Alguém, em algum momento, me indicou o livro Quarto de Despejo – Diário de uma Favelada, de Carolina Maria de Jesus. Não me lembro quem foi essa pessoa abençoada, mas espero que ela leia este texto e saiba: eu sou grata. Grata por ter conhecido a escrita de uma mulher preta, favelada, mãe solo, catadora de papel e escritora: tudo isso em uma só existência.

Devorei o livro em menos de duas semanas, mas a verdade é que esse livro devora a gente também. Digo sem medo de errar que esse livro deveria ser leitura obrigatória em todas as escolas/universidades do Brasil. Um livro que foi escrito na década de 1950, mas que ainda é tão atual, doloroso, sabe? Não é só a gente que devora o livro. A verdade é que esse livro devora a gente também.

Carolina escreveu em cadernos usados, com lápis e restos de papel, o que vivia nas ruas da favela do Canindé, em São Paulo, na década de 1950. Ela escrevia com fome: de comida, justiça e de escuta. Ela escrevia porque era o que conseguia fazer.

Lendo as palavras de Carolina, é impossível não ser atravessada por tantas camadas de dor e denúncia. A fome, a ausência de justiça, a vida na favela, as violências, o racismo, a maternidade solitária. Tudo isso está ali nas páginas daquele diário que era a sua fuga, a sua forma de manter-se viva.

Carolina nos apresenta um Brasil que, em muitos aspectos, avançou (quando olhamos para a época dela). Mas que ainda emperra, tropeça e falha exatamente nas mesmas feridas quando olhamos para a realidade da população mais pobre, preta e periférica.

Porque Quarto de Despejo não é só um diário.

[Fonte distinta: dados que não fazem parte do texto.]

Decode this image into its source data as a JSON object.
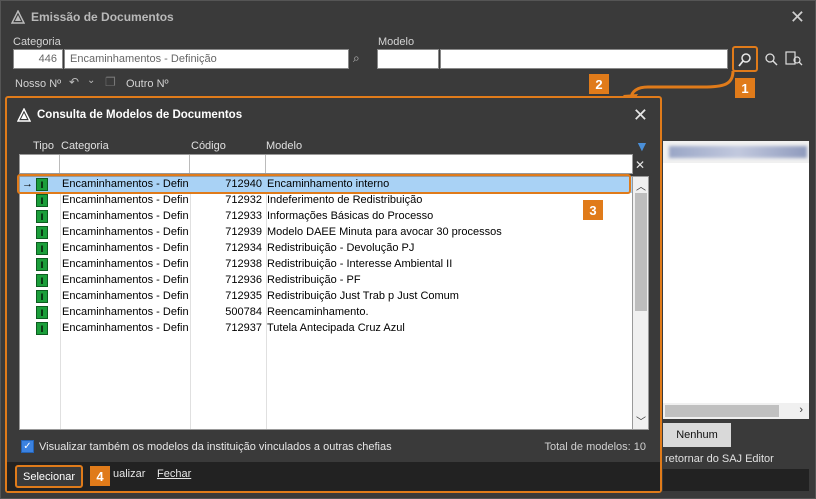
{
  "outer": {
    "title": "Emissão de Documentos",
    "categoria_label": "Categoria",
    "categoria_code": "446",
    "categoria_value": "Encaminhamentos - Definição",
    "modelo_label": "Modelo",
    "nosso_label": "Nosso Nº",
    "outro_label": "Outro Nº",
    "nenhum_button": "Nenhum",
    "saj_text": "retornar do SAJ Editor"
  },
  "badges": {
    "b1": "1",
    "b2": "2",
    "b3": "3",
    "b4": "4"
  },
  "dialog": {
    "title": "Consulta de Modelos de Documentos",
    "columns": {
      "tipo": "Tipo",
      "categoria": "Categoria",
      "codigo": "Código",
      "modelo": "Modelo"
    },
    "rows": [
      {
        "categoria": "Encaminhamentos - Defin",
        "codigo": "712940",
        "modelo": "Encaminhamento interno",
        "selected": true
      },
      {
        "categoria": "Encaminhamentos - Defin",
        "codigo": "712932",
        "modelo": "Indeferimento de Redistribuição"
      },
      {
        "categoria": "Encaminhamentos - Defin",
        "codigo": "712933",
        "modelo": "Informações Básicas do Processo"
      },
      {
        "categoria": "Encaminhamentos - Defin",
        "codigo": "712939",
        "modelo": "Modelo DAEE Minuta para avocar 30 processos"
      },
      {
        "categoria": "Encaminhamentos - Defin",
        "codigo": "712934",
        "modelo": "Redistribuição - Devolução PJ"
      },
      {
        "categoria": "Encaminhamentos - Defin",
        "codigo": "712938",
        "modelo": "Redistribuição - Interesse Ambiental II"
      },
      {
        "categoria": "Encaminhamentos - Defin",
        "codigo": "712936",
        "modelo": "Redistribuição - PF"
      },
      {
        "categoria": "Encaminhamentos - Defin",
        "codigo": "712935",
        "modelo": "Redistribuição Just Trab p Just Comum"
      },
      {
        "categoria": "Encaminhamentos - Defin",
        "codigo": "500784",
        "modelo": "Reencaminhamento."
      },
      {
        "categoria": "Encaminhamentos - Defin",
        "codigo": "712937",
        "modelo": "Tutela Antecipada Cruz Azul"
      }
    ],
    "tipo_glyph": "I",
    "checkbox_label": "Visualizar também os modelos da instituição vinculados a outras chefias",
    "total_label": "Total de modelos: 10",
    "buttons": {
      "selecionar": "Selecionar",
      "visualizar": "ualizar",
      "fechar": "Fechar"
    }
  }
}
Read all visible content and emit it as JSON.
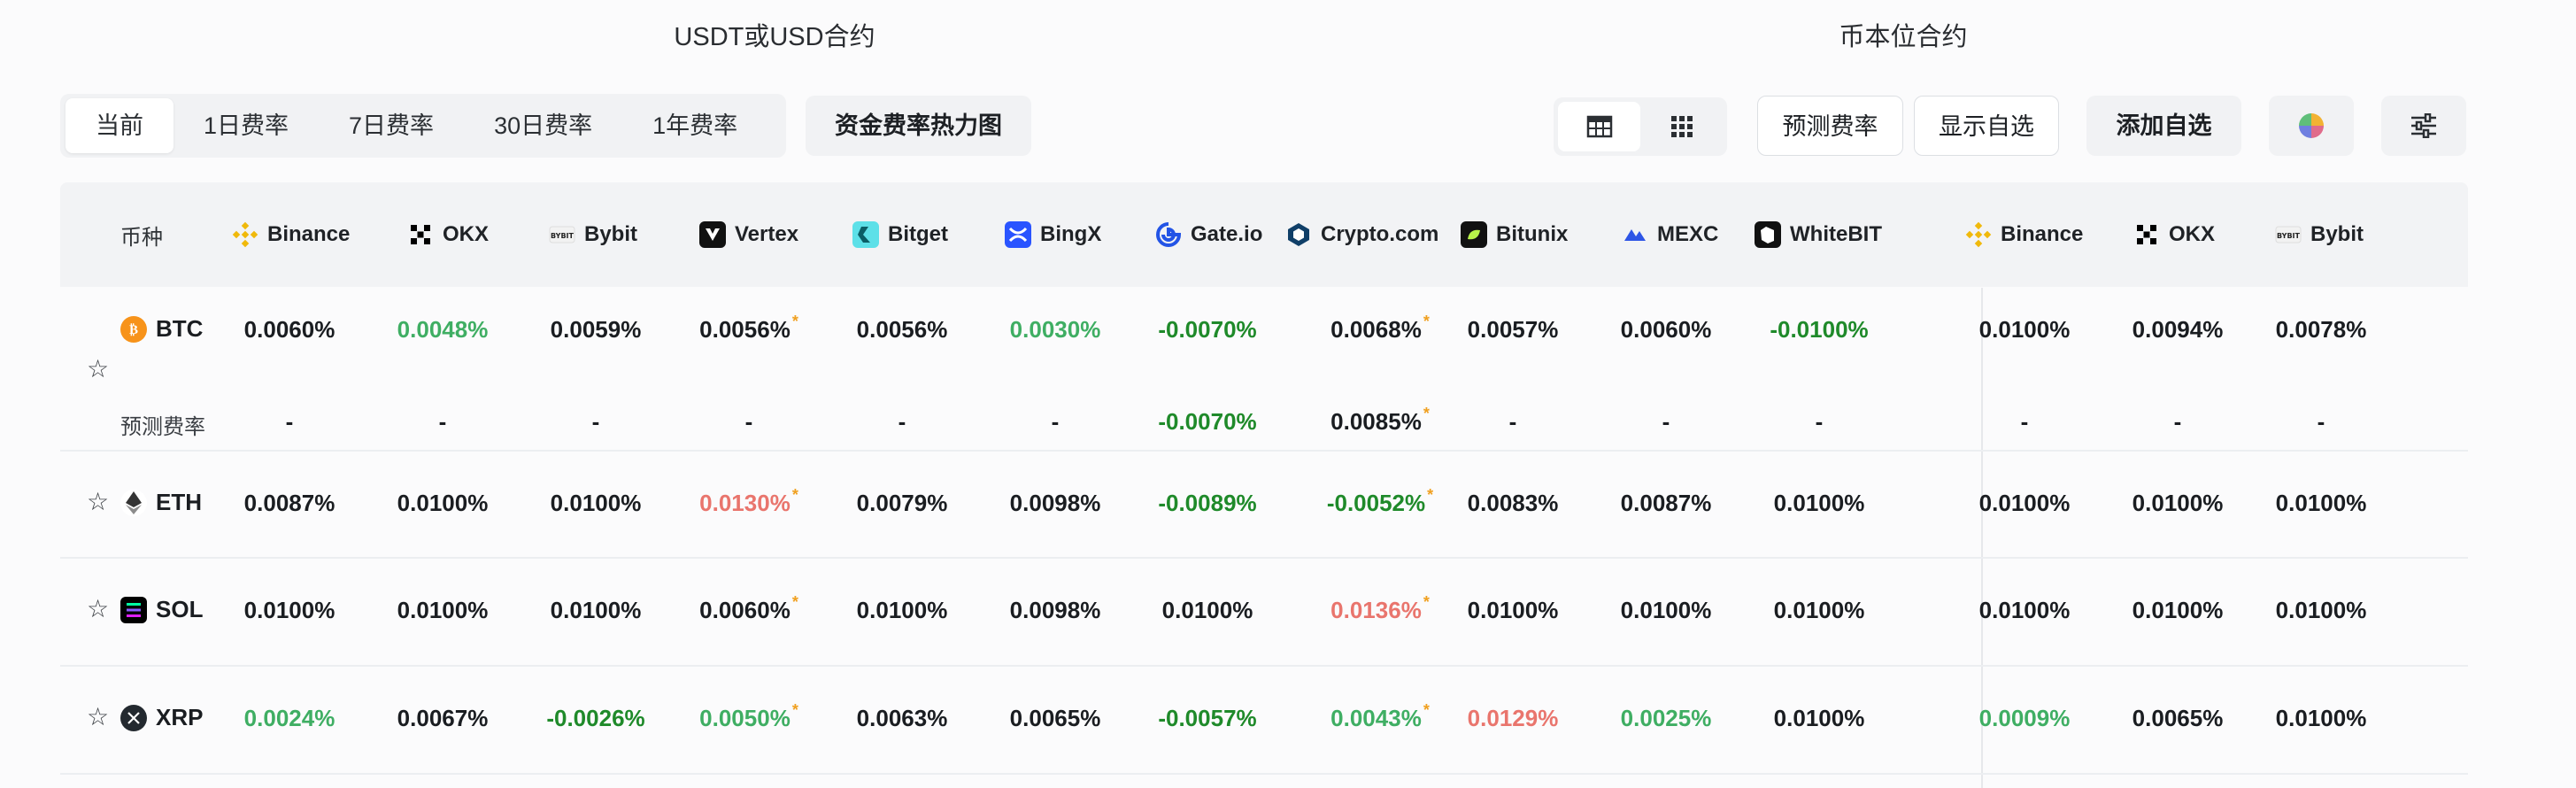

Ele é um documento histórico, uma denúncia, sobrevivência, literatura, um grito de socorro. É, sem dúvida, um dos livros mais impactantes que já li e que faço questão de recomendar a todas as pessoas que ainda não tiveram o privilégio de começar essa leitura.

É por isso que todos nós precisamos desse livro. Porque Quarto de Despejo nos obriga a olhar para realidades que o Brasil insiste em esconder e que ainda existe! Nos tira do conforto e nos coloca diante da urgência. Ele nos faz lembrar que a fome tem nome, cor, endereço, gênero…

Por fim, para você que leu o Quarto de Despejo, te pergunto: quem é que ainda está trancada no quarto de despejo da nossa sociedade?